Wednesday, September 21, 2011

Is the Buffett Rule right?


You have probably heard of the Buffet Rule.  Obama included in his deficit reduction plan a proposal that tax laws be changed so that millionaires like Warren Buffett would not be able to pay less in taxes than their secretaries.  He called it the Buffett Rule

Columnist David Brooks of the New York Times and other conservatives were particularly upset charging Obama with repeating a falsehood.  Brooks writes:

He repeated the old half-truth about millionaires not paying as much in taxes as their secretaries. (In reality, the top 10 percent of earners pay nearly 70 percent of all income taxes, according to the I.R.S. People in the richest 1 percent pay 31 percent of their income to the federal government while the average worker pays less than 14 percent, according to the Congressional Budget Office.)


So, who is right Obama or Brooks?  Actually, both.  It all depends upon how the super rich earn their money.  If they earn their money like most Americans through salaries, then they pay a higher effective tax rate that most Americans.  However, if they earn their money primarily through investments, which many do, then their effective tax rate will always be lower than that of Americans whose income comes entirely from earnings (salaries).  The reason is simple.  Income from investments is taxed at a much lower rate than income from earnings. The chart below shows the maximum total individual income and payroll tax rate for 2011 according to the Tax Policy Center.

The truth is that someone like Warren Buffett who gets most, maybe nearly all, of his income from investments very likely actually pays a lower tax rate than his secretary, so Obama is right.  On the other hand, if Warren Buffett got most or all of his income from a salary, like most Americans, then he would very likely pay a higher tax rate than his secretary who probably is salaried.

Those are the facts.  Read more at the link below.

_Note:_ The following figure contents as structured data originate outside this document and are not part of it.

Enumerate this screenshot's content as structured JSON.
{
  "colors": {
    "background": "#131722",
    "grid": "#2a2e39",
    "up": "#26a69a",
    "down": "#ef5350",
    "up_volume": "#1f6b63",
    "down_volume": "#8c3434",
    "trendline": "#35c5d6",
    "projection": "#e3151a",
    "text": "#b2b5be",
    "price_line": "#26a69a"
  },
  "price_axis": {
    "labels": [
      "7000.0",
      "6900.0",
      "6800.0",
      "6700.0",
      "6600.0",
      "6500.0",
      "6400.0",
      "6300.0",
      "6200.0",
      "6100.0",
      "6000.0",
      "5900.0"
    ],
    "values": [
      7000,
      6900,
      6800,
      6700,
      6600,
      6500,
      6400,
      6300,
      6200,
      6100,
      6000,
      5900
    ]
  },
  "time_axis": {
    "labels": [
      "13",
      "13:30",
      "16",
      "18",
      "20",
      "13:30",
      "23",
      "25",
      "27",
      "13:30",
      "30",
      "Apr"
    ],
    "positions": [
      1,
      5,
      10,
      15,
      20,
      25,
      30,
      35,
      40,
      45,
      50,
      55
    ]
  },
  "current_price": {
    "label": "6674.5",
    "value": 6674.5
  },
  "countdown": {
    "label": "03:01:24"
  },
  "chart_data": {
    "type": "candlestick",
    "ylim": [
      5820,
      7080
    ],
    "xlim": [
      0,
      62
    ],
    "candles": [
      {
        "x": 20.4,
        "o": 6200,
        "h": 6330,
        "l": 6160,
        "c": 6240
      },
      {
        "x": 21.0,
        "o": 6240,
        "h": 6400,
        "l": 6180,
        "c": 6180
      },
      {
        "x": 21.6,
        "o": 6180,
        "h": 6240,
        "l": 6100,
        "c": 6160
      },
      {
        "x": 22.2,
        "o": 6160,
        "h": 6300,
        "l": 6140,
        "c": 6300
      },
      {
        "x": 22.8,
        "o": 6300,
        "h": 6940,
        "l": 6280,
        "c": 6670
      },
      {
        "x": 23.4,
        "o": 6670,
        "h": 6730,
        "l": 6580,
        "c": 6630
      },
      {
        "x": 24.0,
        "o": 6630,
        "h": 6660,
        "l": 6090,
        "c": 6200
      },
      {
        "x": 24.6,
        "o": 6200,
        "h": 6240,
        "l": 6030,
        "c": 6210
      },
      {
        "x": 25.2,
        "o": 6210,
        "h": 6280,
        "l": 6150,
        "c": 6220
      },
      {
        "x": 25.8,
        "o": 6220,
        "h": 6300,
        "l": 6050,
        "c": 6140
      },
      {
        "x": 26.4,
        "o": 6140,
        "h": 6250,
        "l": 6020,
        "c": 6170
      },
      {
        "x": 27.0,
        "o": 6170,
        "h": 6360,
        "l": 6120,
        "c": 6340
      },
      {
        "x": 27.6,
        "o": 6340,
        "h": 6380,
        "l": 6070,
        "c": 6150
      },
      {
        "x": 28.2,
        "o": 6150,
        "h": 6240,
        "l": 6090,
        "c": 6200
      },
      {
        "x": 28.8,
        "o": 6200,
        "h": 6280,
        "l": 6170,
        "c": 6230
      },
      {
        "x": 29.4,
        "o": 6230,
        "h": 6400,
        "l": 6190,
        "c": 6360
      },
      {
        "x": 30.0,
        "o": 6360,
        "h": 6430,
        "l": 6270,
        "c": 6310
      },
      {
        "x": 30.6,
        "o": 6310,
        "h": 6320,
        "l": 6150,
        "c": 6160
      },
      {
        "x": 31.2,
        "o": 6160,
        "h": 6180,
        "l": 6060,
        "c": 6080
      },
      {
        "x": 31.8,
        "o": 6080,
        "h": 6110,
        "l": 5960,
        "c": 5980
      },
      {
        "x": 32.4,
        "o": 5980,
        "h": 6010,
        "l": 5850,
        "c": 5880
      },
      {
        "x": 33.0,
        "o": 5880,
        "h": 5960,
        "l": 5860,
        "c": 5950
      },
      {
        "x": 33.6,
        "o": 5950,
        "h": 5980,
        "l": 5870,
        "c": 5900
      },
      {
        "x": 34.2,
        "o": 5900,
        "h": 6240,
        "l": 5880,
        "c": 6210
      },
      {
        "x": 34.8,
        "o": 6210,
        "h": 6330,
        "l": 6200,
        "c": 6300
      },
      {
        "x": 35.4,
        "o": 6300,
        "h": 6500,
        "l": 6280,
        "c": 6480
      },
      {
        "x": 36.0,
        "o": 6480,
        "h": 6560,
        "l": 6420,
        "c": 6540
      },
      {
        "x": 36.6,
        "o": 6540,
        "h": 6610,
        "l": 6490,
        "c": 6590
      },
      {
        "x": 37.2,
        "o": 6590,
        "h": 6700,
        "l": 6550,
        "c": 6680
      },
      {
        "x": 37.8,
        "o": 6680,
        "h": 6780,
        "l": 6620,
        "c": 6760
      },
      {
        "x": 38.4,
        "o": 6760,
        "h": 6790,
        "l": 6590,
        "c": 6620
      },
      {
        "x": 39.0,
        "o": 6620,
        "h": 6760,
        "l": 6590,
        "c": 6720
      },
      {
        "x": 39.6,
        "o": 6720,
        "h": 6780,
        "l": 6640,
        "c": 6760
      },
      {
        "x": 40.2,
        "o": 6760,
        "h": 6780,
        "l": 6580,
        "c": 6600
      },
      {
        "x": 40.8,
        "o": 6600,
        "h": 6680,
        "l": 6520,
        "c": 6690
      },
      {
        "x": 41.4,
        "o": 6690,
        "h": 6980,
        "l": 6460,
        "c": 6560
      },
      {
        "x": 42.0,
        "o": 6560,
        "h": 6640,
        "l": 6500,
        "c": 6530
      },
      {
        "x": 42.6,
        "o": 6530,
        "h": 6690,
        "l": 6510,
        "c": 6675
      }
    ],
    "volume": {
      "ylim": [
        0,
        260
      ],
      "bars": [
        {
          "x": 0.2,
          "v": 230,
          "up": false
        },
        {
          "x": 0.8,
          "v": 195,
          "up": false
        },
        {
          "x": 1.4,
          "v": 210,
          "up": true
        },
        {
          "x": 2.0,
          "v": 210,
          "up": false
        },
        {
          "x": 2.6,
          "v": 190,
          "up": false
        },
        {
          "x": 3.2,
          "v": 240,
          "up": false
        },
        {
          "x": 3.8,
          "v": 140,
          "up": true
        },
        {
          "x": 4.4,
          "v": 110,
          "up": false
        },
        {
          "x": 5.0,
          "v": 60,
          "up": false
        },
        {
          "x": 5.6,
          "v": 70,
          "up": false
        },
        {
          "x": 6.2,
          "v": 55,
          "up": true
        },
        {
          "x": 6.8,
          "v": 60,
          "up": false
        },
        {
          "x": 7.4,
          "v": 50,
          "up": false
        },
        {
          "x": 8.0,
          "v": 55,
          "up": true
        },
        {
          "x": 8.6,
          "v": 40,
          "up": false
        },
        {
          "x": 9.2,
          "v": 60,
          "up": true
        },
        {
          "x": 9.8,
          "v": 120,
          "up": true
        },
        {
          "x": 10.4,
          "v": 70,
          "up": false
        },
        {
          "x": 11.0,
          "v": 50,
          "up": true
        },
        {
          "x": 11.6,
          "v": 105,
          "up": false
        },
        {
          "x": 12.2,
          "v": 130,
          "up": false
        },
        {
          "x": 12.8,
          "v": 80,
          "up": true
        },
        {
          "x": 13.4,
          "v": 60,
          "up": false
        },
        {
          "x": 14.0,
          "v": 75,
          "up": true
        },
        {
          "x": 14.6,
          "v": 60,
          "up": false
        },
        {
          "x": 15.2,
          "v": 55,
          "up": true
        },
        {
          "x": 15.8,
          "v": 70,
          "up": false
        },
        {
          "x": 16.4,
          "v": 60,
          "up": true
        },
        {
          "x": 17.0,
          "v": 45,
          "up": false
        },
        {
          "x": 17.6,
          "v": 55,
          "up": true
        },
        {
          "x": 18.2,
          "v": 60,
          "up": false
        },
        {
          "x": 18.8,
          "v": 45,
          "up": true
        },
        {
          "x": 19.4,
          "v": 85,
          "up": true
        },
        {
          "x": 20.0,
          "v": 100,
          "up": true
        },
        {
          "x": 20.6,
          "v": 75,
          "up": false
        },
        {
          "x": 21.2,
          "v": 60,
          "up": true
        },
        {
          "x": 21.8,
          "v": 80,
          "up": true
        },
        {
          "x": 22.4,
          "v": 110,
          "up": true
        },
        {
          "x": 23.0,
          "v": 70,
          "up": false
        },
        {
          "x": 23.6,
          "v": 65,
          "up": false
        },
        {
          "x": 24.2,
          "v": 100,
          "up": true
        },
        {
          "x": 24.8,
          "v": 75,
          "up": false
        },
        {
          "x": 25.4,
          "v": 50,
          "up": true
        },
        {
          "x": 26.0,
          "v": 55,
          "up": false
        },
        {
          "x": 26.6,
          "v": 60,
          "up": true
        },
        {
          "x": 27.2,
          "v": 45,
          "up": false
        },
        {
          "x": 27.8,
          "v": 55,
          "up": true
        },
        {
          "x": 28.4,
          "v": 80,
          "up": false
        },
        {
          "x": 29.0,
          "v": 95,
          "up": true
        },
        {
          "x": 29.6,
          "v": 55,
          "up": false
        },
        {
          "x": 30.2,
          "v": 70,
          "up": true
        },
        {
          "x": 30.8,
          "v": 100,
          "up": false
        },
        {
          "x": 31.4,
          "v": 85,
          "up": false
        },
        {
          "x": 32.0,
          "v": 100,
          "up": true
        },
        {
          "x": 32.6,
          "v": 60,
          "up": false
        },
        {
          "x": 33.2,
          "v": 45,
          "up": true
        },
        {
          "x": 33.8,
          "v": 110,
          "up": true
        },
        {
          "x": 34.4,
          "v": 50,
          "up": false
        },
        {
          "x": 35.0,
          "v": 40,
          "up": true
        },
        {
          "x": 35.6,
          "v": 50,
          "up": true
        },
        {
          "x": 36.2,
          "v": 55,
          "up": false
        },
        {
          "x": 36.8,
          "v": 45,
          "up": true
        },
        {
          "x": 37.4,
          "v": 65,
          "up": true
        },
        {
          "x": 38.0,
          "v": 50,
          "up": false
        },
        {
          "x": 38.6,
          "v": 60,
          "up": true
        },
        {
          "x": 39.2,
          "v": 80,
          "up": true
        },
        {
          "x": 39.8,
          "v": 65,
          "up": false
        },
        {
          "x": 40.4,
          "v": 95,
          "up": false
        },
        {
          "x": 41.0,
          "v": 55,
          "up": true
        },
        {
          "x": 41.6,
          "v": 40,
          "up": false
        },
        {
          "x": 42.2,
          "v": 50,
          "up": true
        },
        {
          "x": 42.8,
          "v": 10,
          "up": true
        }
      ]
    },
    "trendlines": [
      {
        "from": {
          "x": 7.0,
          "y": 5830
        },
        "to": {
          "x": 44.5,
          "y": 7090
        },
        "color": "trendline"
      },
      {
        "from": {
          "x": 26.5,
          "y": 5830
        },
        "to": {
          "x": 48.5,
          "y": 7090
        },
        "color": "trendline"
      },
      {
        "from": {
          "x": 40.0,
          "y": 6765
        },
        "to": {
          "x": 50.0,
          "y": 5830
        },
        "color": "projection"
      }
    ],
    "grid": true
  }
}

Now, no one, rich or poor, pays the maximum total individual income and payroll tax rate since the tax code is filled with deductions.  However, that’s another story.  Derek Thompson is a senior editor at The Atlantic explains:

To understand why, consider the 76 million people who don't legally owe individual income taxes in 2011 (please, please note: does not include payroll, excise, state and local taxes). The vast majority of this group was poor. They didn't owe individual income taxes because they didn't owe a lot of money to start, and various exemptions, like the earned income tax credit, wiped out the rest.

But among families making more than $100,000, there were also half a million tax units -- enough to replace the population of Tucson, Arizona -- that also paid no income tax. Even more surprising,7,000 millionaires also paid no individual income tax.

Let's focus on these 7,000 tax payers. I think they help to show why, even if the Buffett Rule is a sensible principle, it wouldn't be a commonsense law.

As Roberton Williams of the Tax Policy Center explained to me, there are three buckets of factors that can bring taxable income down from $1 million to zero. One is tax tricks. The IRS should crack down more. Two is relying heavily on investments. The administration can try to level taxes for earned income and investment income. Third is great misfortunes. When investments lose significant income, a house or business is destroyed (i.e. a casualty loss), or a family member gets sick and incurs high medical costs for the self-insured, all these things chop away at taxable income and eventually bring a millionaire's income taxes to zero.